WALL STREET'S responsibility for the food crisis is an extreme example, but the underlying logic of food production under capitalism, even in normal times, is no less obscene.

Year in and year out, the statistic from the United Nations is horribly similar--around 6 million children under the age of 5 will die in the next 12 months from malnutrition and related diseases.

This isn't because the world doesn't grow enough food. Even conservative estimates calculate that enough food is produced around the globe for everyone in the world to get 2,800 calories a day, well above the minimum standard set by the UN Food and Agriculture Organization. And that isn't to speak of what could be cultivated if the world's agricultural system was made more efficient.

But that 2,800 calories a day depends on the food produced being shared equally. It isn't. Food costs money, and that means the poor go without.

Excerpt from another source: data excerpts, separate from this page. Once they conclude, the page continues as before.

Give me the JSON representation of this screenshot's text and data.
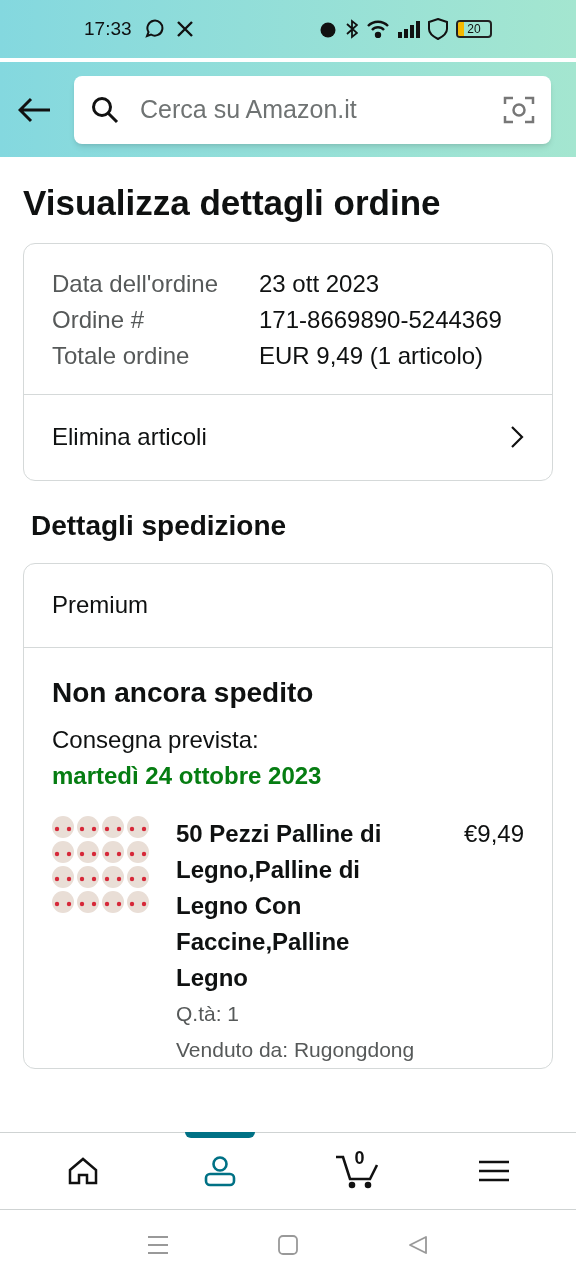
{
  "status_bar": {
    "time": "17:33",
    "battery": "20"
  },
  "search": {
    "placeholder": "Cerca su Amazon.it"
  },
  "title": "Visualizza dettagli ordine",
  "order_summary": {
    "rows": [
      {
        "label": "Data dell'ordine",
        "value": "23 ott 2023"
      },
      {
        "label": "Ordine #",
        "value": "171-8669890-5244369"
      },
      {
        "label": "Totale ordine",
        "value": "EUR 9,49 (1 articolo)"
      }
    ],
    "link": "Elimina articoli"
  },
  "shipping": {
    "heading": "Dettagli spedizione",
    "method": "Premium",
    "status": "Non ancora spedito",
    "delivery_label": "Consegna prevista:",
    "delivery_date": "martedì 24 ottobre 2023",
    "items": [
      {
        "title": "50 Pezzi Palline di Legno,Palline di Legno Con Faccine,Palline Legno",
        "price": "€9,49",
        "quantity": "Q.tà: 1",
        "seller": "Venduto da: Rugongdong"
      }
    ]
  },
  "bottom_nav": [
    {
      "kind": "home",
      "selected": false
    },
    {
      "kind": "account",
      "selected": true
    },
    {
      "kind": "cart",
      "selected": false,
      "count": "0"
    },
    {
      "kind": "menu",
      "selected": false
    }
  ]
}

As World Food Program Executive Director Josette Sheeran put it: "We are seeing more urban hunger than ever before. Often we are seeing food on the shelves but people being unable to afford it." The Financial Times made the same point years ago more bluntly: "People are not hungry these days because food supplies are not available. They are hungry because they are poor."

In a capitalist system, food is treated like any other commodity, from cars to televisions to pharmaceuticals and health care. Instead of being organized to feed the hungry, the system is organized around not feeding everyone.

The explosive rise in food prices in 2007-08 came as supplies held steady, and in some cases expanded. The year when the price of a futures contract for wheat doubled and doubled and doubled again was the greatest wheat-producing year in world history, according to Frederick Kaufman.

When Kaufman talked to a grain trader about the market manipulations during the food bubble, he asked whether agribusiness ought to see itself as responsible to society for maintaining a stable supply of a fundamental necessity of human life.

No way, said Todd Posthuma, who works at one of the main exchanges for trading wheat contracts. "I view what we're working with as widgets," Posthuma said.

There can be no greater indictment of the capitalist system than the fact that its masters view food not as something that all people must have--and that more than 1 billion people desperately need more of--but as a thing that can be bought and sold, in order to acquire more riches.

As Johann Hari concluded in the Independent: "The world's wealthiest speculators set up a casino where the chips were the stomachs of hundreds of millions of innocent people. They gambled on increasing starvation and won...What does it say about our political and economic system that we can so casually inflict so much pain?"